The Long-Term Consequences Are Still Uncertain
As the legislation was just enacted, we are still in the stage of estimates and hypotheses for the implications of this bill. From a macro-level, legislation reduces health insurance premiums and out of pocket costs for broad swaths of Americans who rely on public healthcare programs like Medicare. The majority of the act impacts Medicare policies which covers people 65 and older and those with disabilities (16% of Medicare beneficiaries), so most of the impact for drug hunters will be those focusing on drugs impacting older adults. Since the first Medicare negotiation won’t happen until 2026, it is likely that the legislation is revised before then, as the legislation would have to survive through 4 years of political changes including a presidential election, and Republicans have been quoted as wanting to remove or change it already.
What does the Inflation Reduction Act Mean for Drug Hunters?
Overall, the drug pricing reforms and healthcare components of the Inflation Reduction Act of 2022 will greatly improve patient access to medicines across a variety of insurance types form Medicare and Medicaid to commercial insurance procured through ACA marketplace. This will help to ensure that more Americans can benefit from the endeavors of drug hunters. In particular, it will make it easier for older adults to access vaccines and improve access to medicines for high-cost, serious diseases.
The main area of concern for the industry, however, will be how the Medicare drug pricing negotiation system will impact investment in research for new medications. Assuming the act is not amended significantly in the future (which is still possible given negotiated prices don’t take effect until 2026), the return on investment for small molecule research has decreased overnight. The degree to which it will decrease and the degree to which it will make ROI for certain disease areas negative (and uninvestable) remain to be understood. Based on CBO estimates, it is almost certain to result in fewer new drugs approved over time, fewer new indications studied for drugs, with fewer new indications for small molecule drugs in particular.

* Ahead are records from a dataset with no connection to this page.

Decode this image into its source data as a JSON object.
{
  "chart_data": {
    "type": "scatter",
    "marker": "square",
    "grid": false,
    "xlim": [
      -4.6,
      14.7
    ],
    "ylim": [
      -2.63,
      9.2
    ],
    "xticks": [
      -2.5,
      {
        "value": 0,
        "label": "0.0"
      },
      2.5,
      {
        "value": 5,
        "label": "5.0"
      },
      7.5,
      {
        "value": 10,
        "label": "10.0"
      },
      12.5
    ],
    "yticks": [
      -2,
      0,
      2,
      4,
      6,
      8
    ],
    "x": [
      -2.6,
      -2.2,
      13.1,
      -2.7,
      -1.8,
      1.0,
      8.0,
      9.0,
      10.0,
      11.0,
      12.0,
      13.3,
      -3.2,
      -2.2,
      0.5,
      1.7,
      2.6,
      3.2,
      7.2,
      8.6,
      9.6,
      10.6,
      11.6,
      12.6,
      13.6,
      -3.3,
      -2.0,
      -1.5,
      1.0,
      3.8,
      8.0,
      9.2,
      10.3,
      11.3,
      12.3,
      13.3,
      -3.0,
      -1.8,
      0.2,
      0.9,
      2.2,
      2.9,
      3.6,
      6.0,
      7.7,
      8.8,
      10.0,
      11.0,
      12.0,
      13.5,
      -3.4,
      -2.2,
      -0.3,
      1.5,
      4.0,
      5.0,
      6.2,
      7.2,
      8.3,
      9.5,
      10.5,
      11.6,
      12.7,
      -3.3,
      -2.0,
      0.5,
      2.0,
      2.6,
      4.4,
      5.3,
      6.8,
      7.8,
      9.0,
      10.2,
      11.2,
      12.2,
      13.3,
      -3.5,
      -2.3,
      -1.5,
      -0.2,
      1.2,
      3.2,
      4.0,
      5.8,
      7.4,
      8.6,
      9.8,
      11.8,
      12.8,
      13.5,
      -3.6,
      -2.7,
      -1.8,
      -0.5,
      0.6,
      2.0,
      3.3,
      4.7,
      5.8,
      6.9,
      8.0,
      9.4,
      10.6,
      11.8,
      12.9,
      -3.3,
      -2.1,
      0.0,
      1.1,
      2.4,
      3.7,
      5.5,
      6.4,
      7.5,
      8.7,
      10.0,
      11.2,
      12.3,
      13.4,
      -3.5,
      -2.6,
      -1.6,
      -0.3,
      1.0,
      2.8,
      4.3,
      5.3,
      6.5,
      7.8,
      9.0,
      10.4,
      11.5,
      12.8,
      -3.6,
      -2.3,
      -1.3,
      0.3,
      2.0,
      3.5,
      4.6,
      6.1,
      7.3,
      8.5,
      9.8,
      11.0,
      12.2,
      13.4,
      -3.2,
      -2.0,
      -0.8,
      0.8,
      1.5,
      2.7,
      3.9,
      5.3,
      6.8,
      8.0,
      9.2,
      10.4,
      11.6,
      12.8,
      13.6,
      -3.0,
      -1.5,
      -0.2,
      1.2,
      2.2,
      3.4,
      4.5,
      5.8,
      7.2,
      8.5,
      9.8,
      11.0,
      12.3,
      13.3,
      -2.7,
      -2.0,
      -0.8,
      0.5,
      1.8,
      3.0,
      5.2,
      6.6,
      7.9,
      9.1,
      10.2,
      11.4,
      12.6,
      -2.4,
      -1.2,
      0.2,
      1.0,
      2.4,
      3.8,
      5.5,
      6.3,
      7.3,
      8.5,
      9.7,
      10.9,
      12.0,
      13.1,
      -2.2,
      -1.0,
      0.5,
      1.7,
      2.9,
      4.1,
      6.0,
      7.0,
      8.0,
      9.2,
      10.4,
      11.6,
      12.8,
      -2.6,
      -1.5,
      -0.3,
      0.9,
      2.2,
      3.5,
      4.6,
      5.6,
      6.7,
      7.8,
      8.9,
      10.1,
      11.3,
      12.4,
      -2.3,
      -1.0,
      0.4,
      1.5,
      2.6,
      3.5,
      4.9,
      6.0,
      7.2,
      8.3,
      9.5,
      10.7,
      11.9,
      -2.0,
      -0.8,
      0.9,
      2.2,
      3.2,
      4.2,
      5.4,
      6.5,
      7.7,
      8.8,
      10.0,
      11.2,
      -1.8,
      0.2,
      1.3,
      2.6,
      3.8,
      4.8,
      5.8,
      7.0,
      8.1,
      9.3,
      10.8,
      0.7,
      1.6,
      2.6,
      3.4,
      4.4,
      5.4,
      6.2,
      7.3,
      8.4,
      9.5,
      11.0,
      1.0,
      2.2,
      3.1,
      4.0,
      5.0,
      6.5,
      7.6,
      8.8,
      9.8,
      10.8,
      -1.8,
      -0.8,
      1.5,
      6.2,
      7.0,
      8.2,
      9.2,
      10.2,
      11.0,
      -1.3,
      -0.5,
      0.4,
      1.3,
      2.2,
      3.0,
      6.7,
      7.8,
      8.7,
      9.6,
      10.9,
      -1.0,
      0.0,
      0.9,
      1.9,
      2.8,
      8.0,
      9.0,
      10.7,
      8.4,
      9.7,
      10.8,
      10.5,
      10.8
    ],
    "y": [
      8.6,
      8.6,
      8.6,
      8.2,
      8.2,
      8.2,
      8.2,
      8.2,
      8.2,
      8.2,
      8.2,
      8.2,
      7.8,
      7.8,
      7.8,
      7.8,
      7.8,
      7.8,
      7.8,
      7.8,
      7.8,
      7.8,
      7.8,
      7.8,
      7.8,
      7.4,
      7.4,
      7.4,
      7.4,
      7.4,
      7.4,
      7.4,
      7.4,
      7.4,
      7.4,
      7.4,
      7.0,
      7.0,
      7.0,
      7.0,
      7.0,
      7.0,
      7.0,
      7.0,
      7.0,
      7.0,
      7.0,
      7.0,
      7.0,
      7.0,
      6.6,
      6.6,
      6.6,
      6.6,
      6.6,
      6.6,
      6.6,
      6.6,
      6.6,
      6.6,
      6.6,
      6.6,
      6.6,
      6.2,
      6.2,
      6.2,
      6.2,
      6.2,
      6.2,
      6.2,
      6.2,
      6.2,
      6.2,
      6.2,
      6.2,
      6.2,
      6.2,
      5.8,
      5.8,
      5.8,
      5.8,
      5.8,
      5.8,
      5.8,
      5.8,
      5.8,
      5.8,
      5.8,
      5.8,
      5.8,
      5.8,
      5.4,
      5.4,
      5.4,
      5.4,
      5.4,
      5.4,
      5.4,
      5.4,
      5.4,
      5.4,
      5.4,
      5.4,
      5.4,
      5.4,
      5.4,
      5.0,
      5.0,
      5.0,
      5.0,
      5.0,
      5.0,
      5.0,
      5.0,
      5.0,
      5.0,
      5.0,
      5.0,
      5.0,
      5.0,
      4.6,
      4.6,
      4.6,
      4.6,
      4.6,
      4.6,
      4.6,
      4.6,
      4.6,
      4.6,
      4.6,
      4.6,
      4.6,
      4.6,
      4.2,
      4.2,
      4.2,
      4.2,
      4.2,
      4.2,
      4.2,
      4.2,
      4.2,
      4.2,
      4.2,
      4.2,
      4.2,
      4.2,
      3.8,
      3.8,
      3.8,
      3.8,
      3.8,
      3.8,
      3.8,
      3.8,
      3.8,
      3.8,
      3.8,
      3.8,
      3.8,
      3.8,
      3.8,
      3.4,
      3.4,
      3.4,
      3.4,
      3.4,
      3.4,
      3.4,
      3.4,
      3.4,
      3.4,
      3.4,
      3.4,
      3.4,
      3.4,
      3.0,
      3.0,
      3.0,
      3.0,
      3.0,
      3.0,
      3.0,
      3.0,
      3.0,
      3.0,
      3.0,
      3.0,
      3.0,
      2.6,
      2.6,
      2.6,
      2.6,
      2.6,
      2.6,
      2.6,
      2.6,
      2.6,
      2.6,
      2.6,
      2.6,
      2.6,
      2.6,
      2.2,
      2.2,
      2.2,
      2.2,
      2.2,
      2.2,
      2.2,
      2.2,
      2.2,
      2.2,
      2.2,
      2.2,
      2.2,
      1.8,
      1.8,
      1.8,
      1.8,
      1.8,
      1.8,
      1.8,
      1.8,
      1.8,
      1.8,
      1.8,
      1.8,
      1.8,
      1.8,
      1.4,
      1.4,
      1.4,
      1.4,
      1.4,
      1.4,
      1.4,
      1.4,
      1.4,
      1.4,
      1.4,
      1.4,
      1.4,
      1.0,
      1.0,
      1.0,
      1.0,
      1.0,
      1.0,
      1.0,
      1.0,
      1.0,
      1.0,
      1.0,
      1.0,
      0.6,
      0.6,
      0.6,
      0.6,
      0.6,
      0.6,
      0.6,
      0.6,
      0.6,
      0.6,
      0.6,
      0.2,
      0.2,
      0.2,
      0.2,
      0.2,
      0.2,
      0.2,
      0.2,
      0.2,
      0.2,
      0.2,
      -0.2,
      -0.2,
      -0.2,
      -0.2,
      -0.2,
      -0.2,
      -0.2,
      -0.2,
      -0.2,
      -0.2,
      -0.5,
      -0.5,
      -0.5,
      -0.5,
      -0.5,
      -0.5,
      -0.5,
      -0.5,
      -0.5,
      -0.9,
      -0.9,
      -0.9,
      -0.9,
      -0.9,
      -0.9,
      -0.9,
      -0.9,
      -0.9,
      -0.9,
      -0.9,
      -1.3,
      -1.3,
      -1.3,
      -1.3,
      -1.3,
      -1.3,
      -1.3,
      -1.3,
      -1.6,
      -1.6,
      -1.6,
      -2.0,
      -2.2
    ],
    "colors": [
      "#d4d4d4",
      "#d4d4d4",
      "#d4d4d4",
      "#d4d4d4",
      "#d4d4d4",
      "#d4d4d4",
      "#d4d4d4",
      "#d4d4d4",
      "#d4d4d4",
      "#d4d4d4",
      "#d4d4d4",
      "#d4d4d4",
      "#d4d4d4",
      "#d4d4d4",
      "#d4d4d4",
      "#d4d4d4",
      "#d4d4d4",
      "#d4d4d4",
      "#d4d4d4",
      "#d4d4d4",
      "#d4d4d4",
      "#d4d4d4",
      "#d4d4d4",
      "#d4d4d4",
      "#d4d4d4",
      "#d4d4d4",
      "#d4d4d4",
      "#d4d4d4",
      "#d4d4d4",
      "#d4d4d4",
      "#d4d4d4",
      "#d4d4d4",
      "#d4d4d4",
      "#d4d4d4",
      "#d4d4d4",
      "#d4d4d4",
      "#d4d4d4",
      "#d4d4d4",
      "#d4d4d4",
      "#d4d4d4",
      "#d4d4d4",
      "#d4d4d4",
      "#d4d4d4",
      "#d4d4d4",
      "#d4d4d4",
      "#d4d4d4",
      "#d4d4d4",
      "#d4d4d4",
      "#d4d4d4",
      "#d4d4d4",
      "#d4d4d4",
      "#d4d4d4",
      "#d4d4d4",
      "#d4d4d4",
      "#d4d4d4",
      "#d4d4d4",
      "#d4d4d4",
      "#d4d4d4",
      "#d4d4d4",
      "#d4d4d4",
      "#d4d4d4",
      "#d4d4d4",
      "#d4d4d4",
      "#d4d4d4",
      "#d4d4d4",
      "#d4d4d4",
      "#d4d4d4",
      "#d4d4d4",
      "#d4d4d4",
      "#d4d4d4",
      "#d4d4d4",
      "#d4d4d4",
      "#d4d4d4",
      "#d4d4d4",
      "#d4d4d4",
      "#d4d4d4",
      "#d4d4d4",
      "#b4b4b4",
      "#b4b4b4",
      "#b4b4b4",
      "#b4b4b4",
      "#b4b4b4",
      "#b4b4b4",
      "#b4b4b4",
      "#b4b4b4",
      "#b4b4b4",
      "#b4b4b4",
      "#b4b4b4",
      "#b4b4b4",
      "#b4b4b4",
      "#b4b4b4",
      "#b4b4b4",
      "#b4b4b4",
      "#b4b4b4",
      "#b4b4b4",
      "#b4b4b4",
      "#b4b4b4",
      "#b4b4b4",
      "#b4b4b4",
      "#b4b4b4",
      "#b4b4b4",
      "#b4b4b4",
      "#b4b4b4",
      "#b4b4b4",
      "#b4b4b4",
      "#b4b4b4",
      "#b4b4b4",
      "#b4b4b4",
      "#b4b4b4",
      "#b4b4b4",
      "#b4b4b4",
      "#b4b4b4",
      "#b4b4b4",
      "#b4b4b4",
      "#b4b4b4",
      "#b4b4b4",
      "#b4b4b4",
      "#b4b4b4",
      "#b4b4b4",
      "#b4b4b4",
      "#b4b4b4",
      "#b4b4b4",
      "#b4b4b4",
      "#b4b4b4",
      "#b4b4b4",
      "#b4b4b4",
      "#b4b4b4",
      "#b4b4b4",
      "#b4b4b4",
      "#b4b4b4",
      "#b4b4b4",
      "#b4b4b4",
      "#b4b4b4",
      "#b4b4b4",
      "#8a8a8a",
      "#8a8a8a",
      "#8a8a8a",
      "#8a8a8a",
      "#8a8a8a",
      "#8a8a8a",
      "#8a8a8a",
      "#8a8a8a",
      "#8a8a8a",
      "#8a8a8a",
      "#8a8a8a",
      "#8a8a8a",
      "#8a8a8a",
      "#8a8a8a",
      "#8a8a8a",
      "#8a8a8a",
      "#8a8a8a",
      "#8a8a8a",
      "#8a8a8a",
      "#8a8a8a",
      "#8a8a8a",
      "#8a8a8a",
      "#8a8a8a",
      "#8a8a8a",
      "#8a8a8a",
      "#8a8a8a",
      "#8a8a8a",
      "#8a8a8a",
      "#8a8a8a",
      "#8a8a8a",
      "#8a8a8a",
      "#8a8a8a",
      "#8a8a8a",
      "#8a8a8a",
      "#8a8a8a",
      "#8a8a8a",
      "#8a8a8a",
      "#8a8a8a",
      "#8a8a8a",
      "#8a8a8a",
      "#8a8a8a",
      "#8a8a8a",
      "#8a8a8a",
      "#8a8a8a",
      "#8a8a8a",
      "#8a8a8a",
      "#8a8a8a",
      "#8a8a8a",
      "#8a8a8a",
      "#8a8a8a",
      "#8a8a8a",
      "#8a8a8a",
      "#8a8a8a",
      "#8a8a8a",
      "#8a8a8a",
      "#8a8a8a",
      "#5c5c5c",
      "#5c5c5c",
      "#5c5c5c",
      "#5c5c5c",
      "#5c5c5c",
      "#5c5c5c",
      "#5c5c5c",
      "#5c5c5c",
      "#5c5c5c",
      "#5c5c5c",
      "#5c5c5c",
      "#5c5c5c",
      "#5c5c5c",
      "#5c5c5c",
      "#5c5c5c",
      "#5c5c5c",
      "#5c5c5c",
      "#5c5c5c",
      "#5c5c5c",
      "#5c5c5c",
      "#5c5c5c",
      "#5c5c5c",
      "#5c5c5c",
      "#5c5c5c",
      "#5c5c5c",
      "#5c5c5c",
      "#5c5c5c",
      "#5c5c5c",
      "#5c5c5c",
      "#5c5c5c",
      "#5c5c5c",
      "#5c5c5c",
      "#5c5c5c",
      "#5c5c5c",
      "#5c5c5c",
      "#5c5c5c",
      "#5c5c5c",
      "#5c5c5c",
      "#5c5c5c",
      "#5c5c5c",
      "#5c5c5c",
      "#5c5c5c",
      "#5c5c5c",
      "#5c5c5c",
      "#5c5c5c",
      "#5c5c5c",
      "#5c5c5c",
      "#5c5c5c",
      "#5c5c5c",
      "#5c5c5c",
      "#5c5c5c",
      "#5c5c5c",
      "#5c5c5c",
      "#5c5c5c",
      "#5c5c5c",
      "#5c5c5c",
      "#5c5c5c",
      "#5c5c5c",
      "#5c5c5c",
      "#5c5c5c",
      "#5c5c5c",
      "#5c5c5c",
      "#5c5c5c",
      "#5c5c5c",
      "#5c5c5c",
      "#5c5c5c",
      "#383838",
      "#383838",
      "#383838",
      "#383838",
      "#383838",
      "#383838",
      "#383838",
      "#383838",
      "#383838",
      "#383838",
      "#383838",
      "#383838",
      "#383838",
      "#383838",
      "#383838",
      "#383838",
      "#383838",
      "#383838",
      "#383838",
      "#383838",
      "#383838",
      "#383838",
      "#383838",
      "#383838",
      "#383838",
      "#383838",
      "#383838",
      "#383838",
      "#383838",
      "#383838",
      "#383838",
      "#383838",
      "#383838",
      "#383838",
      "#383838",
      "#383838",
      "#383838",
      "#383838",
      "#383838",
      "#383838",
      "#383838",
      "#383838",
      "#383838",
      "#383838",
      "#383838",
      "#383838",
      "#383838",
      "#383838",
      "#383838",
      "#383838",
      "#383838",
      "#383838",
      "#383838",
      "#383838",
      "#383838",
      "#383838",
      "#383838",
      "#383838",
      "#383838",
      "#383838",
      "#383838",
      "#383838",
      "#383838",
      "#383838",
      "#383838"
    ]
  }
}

In the short term, billions of dollars of revenue from existing commercial blockbusters will likely disappear beyond 2026 (which will directly impact R&D spend in hardest hit indications). Investment in follow-on (or lifecycle) indications is likely to cool in areas such as oncology (which made up nearly 50% of 2021’s IPOs) and some programs heading into Ph. II and Ph. III trials are likely to be scrapped due to greater commercial risk. While there is still much uncertainty to state with confidence how this will affect early-stage investment and preclinical R&D, if the legislation is not amended, one would assume reduced overall investment in small molecules for cancer and aging-related diseases as a base case.